The yen‘s blistering rally seems to have run out of energy, writes Katie Martin. Having dropped to just under Y108 against the yen yesterday, the dollar is now hovering around Y108.63. Market participants are a tad nervous about pushing the yen much higher from here, for fear that the Bank of Japan could step in to stop the climb. (Officials have been expressing concern, unsurprisingly, given the blow that yen strength inflicts on companies.)
Commerzbank compares the stand-off to childish bullying.
That was the fault of the Japanese central bankers. One of the reasons behind the rate cut of 29th January was to send the signal that the BoJ wants a weaker yen. The market rudely rejected this approach and caused the yen to appreciate again following a very brief correction. The BoJ accepted this provocation and did not add further measures. By doing so it drove speculative market participants into long-yen bets. It suddenly became clear: the BoJ will put up with a stronger yen – at least for the time being. The fact that the Japanese government and central bank reacted very meekly to the accelerating yen appreciation led to a further acceleration. Sometimes the FX market is like the school yard. Anyone who fails to defend themselves simply attracts even more attention from the bullies.
The result was plain to see yesterday: the dollar traded below the Y108-mark. Even if we have since seen a correction – which was weak in comparison to the original move – the underlying problem of a weak BoJ remains in place.
I am of the view though that the momentum of the JPY appreciation might ease from here. This morning’s correction could be a first indication. In the meantime the yen move has reached sufficient momentum for the Japanese government to possibly justify interventions.
Hans Redeker at Morgan Stanley says the yen is in danger of breaking higher unless it gets some help from a more hawkish Fed, but he is doubtful that the BoJ would take action.

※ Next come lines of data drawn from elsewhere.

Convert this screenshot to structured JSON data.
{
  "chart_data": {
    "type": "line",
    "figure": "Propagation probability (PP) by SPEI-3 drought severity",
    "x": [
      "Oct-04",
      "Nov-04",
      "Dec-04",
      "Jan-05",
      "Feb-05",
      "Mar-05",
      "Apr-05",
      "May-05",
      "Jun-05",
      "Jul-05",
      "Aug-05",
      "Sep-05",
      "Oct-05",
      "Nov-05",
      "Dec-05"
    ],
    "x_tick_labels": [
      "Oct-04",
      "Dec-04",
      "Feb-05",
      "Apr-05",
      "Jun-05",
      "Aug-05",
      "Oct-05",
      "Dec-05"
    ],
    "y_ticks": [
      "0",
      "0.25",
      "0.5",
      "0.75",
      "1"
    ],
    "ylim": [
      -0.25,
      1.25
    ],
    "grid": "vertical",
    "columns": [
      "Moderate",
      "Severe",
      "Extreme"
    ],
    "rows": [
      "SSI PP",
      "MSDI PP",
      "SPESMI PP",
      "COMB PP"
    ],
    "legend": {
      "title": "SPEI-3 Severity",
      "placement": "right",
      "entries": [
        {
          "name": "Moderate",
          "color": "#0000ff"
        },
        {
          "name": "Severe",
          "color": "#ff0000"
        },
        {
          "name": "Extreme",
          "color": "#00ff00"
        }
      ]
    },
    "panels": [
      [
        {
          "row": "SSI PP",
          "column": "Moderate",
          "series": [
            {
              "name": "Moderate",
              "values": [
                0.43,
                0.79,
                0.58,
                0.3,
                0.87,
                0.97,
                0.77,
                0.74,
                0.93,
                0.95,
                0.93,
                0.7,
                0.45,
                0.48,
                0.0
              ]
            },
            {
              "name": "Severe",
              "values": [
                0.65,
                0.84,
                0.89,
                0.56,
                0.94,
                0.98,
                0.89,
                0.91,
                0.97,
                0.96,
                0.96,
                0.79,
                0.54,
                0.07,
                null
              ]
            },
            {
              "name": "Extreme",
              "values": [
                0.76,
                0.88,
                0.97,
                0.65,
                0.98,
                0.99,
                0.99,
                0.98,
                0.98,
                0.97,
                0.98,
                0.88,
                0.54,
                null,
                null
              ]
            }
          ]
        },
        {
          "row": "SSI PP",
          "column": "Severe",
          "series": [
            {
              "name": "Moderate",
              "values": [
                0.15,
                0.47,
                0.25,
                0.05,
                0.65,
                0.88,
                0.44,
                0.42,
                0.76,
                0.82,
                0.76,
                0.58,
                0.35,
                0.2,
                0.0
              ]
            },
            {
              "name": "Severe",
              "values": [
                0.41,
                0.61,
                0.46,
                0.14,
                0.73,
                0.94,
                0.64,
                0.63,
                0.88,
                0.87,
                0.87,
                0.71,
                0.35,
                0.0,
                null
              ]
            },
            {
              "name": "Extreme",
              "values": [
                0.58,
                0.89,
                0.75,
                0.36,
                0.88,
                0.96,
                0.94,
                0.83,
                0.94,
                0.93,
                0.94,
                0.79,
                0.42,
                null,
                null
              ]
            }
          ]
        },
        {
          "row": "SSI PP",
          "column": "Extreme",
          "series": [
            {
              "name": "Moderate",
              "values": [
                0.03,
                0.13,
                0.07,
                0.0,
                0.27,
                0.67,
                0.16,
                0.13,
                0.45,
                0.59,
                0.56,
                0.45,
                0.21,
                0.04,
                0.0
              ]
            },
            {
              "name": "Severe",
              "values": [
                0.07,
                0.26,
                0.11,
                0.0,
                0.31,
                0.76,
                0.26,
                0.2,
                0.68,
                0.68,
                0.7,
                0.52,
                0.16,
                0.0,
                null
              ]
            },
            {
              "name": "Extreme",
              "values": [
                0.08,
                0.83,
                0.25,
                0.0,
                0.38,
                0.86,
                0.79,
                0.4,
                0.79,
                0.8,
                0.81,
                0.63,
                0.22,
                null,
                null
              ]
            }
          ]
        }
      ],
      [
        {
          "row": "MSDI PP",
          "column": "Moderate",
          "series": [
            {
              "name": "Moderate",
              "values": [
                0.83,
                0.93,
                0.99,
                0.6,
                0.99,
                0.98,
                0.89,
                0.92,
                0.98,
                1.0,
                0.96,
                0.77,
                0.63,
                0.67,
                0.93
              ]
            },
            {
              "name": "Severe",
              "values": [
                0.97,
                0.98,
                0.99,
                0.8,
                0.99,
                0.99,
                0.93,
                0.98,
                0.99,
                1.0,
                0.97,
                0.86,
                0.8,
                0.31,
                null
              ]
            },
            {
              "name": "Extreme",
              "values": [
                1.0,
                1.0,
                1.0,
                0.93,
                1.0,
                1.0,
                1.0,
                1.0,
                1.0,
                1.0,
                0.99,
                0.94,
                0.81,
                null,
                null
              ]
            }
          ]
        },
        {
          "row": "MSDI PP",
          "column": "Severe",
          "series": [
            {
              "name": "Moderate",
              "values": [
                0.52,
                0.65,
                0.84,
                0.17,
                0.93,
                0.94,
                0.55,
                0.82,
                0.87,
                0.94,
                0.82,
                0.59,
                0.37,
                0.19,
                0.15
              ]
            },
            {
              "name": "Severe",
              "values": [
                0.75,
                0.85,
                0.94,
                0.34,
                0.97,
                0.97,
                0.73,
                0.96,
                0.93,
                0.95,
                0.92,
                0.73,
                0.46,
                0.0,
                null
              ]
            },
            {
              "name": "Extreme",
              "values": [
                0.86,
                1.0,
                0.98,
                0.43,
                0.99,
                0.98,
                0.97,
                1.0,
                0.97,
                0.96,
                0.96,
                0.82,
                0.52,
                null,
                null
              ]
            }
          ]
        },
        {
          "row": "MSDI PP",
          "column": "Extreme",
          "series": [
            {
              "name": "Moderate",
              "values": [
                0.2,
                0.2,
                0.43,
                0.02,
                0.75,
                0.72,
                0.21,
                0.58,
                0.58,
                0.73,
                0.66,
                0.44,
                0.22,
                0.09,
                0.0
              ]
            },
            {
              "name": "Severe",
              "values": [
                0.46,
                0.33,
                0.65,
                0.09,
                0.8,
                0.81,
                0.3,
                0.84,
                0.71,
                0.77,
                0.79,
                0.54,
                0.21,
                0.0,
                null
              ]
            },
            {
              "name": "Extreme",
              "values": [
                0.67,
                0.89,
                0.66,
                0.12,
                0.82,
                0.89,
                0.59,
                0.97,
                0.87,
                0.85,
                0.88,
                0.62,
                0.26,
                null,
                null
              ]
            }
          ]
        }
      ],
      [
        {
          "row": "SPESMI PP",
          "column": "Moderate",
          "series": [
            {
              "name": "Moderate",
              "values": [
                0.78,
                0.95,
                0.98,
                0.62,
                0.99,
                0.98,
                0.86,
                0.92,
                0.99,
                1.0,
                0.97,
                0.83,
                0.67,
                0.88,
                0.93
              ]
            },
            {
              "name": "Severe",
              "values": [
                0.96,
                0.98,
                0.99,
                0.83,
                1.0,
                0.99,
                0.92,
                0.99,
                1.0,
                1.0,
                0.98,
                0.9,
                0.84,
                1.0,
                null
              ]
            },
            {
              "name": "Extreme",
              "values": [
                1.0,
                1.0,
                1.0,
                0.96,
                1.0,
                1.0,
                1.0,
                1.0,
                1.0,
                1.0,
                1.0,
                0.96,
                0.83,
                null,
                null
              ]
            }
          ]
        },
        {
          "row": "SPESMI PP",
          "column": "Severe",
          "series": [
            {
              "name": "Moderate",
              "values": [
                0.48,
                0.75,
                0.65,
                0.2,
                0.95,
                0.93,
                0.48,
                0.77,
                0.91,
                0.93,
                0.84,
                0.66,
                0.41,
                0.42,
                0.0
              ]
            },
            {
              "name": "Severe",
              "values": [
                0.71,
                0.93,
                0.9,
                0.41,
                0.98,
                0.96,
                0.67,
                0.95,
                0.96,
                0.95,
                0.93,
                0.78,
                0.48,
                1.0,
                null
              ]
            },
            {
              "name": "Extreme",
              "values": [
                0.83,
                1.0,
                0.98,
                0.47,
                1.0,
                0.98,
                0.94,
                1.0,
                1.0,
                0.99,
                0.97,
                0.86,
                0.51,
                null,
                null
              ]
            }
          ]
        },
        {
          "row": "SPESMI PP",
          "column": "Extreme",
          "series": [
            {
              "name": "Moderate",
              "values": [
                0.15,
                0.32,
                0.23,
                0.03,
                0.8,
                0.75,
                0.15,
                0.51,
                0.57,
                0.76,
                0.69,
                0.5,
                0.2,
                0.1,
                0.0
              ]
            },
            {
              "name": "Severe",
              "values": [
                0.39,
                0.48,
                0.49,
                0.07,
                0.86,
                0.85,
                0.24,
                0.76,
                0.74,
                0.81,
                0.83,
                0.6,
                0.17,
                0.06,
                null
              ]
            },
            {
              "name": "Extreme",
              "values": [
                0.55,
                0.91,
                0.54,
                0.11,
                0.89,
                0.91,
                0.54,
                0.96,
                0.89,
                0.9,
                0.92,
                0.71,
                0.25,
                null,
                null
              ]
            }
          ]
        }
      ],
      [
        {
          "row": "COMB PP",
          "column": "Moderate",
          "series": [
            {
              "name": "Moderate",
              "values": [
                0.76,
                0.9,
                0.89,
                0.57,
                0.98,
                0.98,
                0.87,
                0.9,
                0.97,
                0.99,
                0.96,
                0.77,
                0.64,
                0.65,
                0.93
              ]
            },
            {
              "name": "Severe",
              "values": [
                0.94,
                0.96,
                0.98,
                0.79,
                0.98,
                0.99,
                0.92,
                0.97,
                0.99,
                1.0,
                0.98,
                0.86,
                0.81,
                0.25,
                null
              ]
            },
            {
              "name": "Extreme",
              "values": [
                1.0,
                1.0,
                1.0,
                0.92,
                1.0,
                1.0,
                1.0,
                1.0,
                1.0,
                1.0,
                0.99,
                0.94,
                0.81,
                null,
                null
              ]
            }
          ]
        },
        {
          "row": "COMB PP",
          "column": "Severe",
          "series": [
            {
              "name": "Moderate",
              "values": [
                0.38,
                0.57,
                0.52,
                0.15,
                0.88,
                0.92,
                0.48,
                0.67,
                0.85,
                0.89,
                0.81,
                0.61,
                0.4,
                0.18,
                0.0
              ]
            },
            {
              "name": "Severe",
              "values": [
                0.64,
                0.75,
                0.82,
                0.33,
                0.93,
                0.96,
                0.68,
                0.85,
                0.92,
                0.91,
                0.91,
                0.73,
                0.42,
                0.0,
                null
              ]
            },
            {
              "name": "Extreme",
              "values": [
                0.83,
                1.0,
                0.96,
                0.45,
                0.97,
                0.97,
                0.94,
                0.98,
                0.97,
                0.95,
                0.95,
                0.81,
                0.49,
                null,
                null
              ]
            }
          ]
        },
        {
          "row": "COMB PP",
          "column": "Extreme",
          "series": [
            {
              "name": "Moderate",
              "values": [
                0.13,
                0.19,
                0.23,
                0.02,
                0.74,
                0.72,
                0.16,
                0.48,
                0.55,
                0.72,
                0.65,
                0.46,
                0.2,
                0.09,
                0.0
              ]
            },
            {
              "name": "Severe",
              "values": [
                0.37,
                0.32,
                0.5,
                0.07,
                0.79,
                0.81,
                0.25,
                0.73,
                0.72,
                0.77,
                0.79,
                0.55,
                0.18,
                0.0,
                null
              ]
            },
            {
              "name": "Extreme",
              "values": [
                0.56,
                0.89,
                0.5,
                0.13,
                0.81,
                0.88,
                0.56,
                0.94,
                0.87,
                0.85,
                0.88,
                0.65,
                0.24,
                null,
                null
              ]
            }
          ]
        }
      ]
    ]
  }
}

Talk of intervention has picked up. However, we are skeptical of large-scale FX intervention at the current juncture, given that PM Abe pushed against such options in a recent interview, and given that the next G7 summit will be held in Japan next month. From the BoJ’s side, we are skeptical as well that further interest rate cuts or expansion of QQE will reverse yen strength – both tools are hitting their limits. If the BoJ wants to counter the trend in the yen, it will need to buy private sector assets in large size, in our view.